William Karesh, director of the Department of Field Veterinary Programs at the Wildlife Conservation Society, said that meat itself was only one arena for contact. Everyone who handled the meat -- hunters, butchers, middlemen, smugglers, consumers -- and every person in contact with the handlers was at risk for infection.
"If 500,000 animals are killed in a given year and handled by hunters, middle people and consumers, that's 1.5 billion contacts. The risk isn't in how much you eat," he said.
"It's in the numbers," he said. "A hundred years ago there wasn't this level of consumption or international travel. … That's magnified the risk and changed the odds. The risk in the U.S. is lower than in Africa, where we've seen outbreaks of Ebola hemorrhagic fever and with SARS and avian flu in Asia. … But their problem is our problem and we need to first deal with the issue overseas."
Echoing that sentiment, Healy said, "the world's a lot smaller a place than it used to be. … People are used to eating the native foods from the places they're from, and they don't know the consequence of bringing [bushmeat ] into the country, especially when it's not cooked."
Even Cooking Doesn't Ensure It's Healthy
Much of the bushmeat entering the United States has been cooked or smoked, but the CDC warns that cooking meat in unregulated and often unsanitary conditions does not necessarily ensure the meat is free of pathogens.
In addition to the public health issues involved, the bushmeat trade also raises important conservation and socioeconomic issues.
In many parts of Africa, wild animal populations have been "devastated" by people who have no alternative source of protein, said Karesh.
"A lack of alternatives, a population boom and better access to forests along roads cut by logging companies" have given people the desire and means to kill a diversity of wild animals, he said.
"It's getting to the point in many places where there's little wildlife left other than rodents," said Heather Eves of the bushmeat task force. "We've entered a phase in the global market that open wildlife markets are indeed a global health threat."
All of the experts who spoke to ABCNEWS.com agreed that enforcement at America's borders alone would not stem the trade.
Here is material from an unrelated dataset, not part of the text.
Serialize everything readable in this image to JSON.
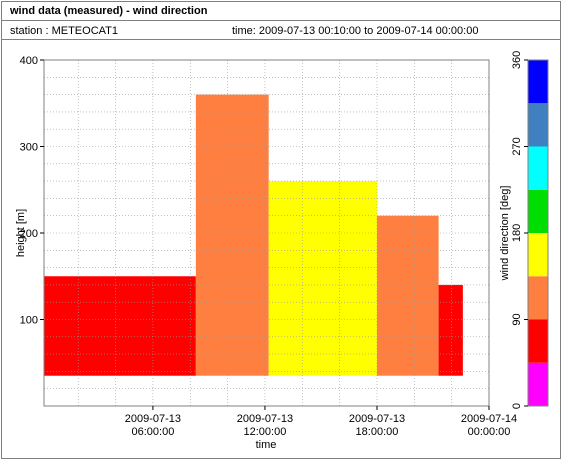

Travelers need to be educated of the risks involved in bringing bushmeat into the United States, and Africans need to be given the tools to produce sustainable and safe alternatives to bushmeat.
"Other agencies are going after the smugglers," Marano said, "but the CDC is primarily concerned with education, and we're working with foreign ministries of health and with conservation agencies."
"We need a multisector approach," said Eves, "rather than focus on strict enforcement. … Understanding the drive would help us to get at solving the problem."